RB-DRUID-INDEXER

Simple distributed druid-indexer task manager for kafka ingestion

Overview

rb-druid-indexer is a cluster-compatible service designed to manage the indexing of Kafka data streams into Druid. It handles task announcements, generates configuration specification files, and submits tasks to the Druid Supervisor.

How rb-druid-indexer fits in our new indexing system or yours

In the old system, Druid indexing relied on ShardSpec with druid-realtime, where tasks were split into multiple shards across nodes for parallel processing.

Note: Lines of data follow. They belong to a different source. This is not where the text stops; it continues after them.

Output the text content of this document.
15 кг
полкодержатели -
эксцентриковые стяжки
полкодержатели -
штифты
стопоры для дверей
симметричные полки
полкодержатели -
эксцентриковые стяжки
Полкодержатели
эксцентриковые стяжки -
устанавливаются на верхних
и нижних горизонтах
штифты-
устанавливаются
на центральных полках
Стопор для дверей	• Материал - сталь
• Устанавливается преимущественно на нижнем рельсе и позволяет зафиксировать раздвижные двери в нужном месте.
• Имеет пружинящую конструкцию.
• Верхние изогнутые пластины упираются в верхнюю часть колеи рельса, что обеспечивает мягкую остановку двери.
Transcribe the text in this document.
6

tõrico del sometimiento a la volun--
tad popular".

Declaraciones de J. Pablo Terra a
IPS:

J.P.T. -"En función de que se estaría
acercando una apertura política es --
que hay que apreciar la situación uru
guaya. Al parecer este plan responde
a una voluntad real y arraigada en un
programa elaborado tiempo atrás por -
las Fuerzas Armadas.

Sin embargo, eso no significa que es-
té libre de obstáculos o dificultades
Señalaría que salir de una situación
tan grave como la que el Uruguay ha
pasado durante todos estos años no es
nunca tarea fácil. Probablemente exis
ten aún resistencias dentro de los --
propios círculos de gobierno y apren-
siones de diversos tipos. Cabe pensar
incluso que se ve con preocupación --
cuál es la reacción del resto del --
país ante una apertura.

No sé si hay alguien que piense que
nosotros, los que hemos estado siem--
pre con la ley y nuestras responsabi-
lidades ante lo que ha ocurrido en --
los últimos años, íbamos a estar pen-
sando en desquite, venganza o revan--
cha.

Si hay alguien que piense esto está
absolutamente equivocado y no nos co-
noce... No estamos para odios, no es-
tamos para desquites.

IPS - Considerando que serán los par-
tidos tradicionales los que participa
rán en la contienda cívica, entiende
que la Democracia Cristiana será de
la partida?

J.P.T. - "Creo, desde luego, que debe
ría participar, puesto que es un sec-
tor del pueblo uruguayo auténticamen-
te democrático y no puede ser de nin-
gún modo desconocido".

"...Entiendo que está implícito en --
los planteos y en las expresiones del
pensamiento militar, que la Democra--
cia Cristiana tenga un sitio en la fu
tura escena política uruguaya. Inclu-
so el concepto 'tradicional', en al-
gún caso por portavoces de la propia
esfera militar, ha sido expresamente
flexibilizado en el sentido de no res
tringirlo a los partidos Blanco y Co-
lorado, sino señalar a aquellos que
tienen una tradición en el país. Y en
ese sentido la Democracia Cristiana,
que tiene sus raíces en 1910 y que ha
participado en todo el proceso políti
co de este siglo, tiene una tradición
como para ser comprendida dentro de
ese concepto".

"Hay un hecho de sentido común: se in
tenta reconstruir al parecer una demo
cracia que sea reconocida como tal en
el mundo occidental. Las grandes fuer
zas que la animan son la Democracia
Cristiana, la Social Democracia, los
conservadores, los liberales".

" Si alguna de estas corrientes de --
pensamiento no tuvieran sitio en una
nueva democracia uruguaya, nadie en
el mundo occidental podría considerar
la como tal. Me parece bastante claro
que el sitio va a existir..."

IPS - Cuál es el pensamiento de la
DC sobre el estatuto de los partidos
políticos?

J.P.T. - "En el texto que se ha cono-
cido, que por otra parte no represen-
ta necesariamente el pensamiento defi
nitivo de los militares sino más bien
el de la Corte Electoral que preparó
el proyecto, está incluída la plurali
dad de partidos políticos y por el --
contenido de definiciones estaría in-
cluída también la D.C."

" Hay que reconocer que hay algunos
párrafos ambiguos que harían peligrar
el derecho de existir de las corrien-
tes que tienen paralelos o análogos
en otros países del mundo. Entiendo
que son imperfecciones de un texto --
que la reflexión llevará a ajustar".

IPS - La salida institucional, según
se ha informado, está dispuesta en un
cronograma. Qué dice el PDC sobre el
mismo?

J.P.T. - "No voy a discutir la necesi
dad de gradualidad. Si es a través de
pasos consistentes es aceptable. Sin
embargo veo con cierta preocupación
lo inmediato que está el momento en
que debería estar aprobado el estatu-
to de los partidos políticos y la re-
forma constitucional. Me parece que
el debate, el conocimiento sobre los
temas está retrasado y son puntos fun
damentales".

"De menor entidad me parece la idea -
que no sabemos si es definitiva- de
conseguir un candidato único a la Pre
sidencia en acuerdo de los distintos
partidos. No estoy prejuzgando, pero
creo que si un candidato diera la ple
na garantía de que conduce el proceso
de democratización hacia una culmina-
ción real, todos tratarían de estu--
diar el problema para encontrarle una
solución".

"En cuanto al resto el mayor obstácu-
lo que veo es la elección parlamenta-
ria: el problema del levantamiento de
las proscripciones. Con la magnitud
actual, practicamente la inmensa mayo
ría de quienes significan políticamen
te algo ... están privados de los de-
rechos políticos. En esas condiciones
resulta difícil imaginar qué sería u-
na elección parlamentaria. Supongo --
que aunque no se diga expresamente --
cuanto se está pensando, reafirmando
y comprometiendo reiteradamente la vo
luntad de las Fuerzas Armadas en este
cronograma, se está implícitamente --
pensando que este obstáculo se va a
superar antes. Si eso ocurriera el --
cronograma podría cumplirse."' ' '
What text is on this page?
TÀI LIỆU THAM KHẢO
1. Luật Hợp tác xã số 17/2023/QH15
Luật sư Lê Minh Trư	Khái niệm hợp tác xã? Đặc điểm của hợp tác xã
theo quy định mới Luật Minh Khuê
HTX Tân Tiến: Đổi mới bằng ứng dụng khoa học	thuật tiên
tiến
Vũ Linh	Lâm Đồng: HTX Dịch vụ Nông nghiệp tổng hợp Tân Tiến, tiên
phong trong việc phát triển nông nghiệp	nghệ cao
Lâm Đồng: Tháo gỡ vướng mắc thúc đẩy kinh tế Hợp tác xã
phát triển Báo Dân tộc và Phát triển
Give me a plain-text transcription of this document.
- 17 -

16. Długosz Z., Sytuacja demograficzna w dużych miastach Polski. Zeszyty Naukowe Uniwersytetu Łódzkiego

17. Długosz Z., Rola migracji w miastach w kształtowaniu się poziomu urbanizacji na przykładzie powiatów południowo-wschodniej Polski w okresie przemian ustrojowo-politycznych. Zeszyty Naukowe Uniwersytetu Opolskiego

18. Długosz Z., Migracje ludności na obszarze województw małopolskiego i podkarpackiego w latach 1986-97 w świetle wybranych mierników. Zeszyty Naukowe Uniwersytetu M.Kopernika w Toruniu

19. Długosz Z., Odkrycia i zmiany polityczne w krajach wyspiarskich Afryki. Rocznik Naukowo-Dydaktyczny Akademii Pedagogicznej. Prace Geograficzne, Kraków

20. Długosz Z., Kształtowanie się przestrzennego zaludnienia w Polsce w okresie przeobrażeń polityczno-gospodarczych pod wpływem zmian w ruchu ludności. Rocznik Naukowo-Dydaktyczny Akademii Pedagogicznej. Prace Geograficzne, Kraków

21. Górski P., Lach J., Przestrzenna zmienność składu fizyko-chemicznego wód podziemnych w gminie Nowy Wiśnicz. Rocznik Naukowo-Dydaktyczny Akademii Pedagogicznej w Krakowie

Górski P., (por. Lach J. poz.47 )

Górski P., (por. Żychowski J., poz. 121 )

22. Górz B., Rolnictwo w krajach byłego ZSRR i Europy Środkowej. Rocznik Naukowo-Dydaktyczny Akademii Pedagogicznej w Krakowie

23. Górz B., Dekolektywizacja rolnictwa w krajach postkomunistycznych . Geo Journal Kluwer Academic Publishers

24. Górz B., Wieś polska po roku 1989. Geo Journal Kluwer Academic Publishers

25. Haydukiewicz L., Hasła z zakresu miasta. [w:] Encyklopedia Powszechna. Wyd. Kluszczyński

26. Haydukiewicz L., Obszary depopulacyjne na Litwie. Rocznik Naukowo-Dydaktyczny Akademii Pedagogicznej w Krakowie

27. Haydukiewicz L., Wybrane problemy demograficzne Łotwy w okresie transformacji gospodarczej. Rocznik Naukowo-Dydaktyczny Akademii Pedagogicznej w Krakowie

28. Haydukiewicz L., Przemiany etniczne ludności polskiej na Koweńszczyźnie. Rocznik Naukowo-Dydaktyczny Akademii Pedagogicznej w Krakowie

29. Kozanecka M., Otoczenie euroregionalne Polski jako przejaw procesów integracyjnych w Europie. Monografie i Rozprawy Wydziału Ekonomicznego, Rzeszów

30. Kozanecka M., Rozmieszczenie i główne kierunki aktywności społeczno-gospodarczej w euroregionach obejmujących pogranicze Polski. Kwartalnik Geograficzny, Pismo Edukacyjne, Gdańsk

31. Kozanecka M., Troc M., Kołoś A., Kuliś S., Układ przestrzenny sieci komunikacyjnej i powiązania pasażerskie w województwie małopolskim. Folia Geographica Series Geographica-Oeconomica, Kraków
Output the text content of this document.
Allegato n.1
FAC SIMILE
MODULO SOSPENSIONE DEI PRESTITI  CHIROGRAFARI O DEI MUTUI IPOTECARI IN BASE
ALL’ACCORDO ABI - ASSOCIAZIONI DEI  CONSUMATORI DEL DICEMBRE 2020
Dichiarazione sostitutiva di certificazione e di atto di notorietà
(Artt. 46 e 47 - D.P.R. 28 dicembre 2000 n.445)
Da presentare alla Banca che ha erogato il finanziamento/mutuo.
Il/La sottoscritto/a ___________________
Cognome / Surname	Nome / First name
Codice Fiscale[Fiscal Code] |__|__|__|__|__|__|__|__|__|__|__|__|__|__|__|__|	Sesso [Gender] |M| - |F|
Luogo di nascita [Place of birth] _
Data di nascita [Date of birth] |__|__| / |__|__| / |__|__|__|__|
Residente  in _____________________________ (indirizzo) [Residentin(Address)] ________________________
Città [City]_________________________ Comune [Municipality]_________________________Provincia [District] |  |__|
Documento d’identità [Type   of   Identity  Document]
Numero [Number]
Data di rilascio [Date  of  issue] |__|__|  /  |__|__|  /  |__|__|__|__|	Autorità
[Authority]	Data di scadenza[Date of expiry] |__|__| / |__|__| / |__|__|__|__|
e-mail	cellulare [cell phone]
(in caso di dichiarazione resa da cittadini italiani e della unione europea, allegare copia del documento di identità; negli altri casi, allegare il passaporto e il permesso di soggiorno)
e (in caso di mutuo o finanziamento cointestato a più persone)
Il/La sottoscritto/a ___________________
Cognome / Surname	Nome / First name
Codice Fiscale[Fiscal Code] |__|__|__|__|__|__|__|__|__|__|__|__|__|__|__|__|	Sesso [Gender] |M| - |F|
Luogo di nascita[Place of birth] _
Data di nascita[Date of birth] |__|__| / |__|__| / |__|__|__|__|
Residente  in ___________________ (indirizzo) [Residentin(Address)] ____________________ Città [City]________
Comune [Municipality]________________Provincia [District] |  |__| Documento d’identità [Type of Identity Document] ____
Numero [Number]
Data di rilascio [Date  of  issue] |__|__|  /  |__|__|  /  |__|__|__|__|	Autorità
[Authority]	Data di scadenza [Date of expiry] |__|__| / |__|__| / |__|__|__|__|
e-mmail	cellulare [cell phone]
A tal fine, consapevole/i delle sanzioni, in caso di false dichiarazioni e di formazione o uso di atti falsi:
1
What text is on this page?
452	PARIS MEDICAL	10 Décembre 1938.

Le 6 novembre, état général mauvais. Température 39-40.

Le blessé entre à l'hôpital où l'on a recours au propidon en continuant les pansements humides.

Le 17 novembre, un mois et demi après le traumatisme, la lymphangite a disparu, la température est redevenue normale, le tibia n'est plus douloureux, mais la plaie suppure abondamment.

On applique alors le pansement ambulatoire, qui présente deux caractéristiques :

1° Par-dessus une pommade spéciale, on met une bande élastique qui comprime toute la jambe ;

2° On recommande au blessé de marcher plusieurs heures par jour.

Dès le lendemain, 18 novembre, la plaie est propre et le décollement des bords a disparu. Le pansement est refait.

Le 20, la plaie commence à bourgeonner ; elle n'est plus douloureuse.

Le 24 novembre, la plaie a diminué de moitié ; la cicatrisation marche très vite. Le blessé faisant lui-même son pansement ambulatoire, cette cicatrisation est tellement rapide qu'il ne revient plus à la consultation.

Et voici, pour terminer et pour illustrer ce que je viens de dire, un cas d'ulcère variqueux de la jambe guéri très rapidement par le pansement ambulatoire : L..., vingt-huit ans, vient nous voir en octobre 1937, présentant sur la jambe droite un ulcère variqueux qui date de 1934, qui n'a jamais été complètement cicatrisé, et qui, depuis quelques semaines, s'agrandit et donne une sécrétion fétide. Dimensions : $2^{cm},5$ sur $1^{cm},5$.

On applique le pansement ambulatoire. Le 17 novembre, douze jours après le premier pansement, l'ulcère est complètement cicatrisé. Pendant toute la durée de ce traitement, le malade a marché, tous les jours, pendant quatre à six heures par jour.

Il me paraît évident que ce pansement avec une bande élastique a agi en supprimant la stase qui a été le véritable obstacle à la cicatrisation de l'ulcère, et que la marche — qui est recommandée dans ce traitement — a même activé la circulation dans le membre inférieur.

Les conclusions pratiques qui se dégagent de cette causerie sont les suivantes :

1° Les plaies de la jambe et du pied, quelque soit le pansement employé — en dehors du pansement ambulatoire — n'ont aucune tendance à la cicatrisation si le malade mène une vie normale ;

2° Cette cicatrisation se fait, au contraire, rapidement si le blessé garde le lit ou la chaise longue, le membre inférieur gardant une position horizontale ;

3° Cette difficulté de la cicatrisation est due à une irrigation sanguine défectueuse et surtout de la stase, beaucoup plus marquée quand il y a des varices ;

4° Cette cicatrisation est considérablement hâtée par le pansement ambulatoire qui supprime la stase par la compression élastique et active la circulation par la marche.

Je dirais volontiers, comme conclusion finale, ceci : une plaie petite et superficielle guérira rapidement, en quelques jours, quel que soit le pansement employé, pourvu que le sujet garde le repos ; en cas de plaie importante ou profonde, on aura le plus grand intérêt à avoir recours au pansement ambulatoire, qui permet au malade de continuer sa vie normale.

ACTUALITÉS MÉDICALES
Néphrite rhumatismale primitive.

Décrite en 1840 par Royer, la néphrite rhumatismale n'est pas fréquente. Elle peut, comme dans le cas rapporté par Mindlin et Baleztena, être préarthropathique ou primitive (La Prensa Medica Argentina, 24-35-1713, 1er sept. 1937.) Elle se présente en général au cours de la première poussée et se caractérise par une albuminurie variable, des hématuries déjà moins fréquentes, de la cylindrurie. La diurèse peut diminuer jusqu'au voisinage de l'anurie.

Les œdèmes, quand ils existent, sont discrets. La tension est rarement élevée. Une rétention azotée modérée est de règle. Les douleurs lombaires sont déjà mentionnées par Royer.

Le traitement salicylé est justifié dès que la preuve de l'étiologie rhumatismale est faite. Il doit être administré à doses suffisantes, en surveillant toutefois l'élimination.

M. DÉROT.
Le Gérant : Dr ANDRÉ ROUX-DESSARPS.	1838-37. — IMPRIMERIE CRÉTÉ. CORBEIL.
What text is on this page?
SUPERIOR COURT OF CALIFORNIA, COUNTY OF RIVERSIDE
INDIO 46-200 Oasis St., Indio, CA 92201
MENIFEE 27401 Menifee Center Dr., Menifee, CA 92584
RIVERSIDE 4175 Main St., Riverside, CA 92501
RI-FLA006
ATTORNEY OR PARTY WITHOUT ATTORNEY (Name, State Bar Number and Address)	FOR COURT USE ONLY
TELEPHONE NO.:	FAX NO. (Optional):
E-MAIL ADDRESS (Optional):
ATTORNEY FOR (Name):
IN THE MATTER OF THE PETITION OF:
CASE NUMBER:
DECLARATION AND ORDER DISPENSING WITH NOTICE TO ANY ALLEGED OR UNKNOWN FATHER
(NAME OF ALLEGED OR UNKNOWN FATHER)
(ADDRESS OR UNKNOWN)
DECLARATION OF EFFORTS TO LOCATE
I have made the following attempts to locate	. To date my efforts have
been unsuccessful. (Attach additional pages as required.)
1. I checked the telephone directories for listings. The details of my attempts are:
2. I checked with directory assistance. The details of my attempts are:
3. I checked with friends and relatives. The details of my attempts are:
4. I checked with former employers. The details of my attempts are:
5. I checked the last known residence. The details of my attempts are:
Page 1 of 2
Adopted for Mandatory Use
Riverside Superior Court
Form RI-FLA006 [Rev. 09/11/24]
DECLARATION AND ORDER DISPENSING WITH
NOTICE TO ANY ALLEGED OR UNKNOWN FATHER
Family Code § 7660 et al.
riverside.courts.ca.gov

This approach, defined in static realtime spec files & hard-to-deploy nodes introduced complexity in shard management and scalability. In contrast, the new system uses the rb-druid-indexer, which simplifies the process by submitting single tasks without shard splitting to druid router wich automatically distribute task in druid indexer nodes and we leave overlord to manage balancing.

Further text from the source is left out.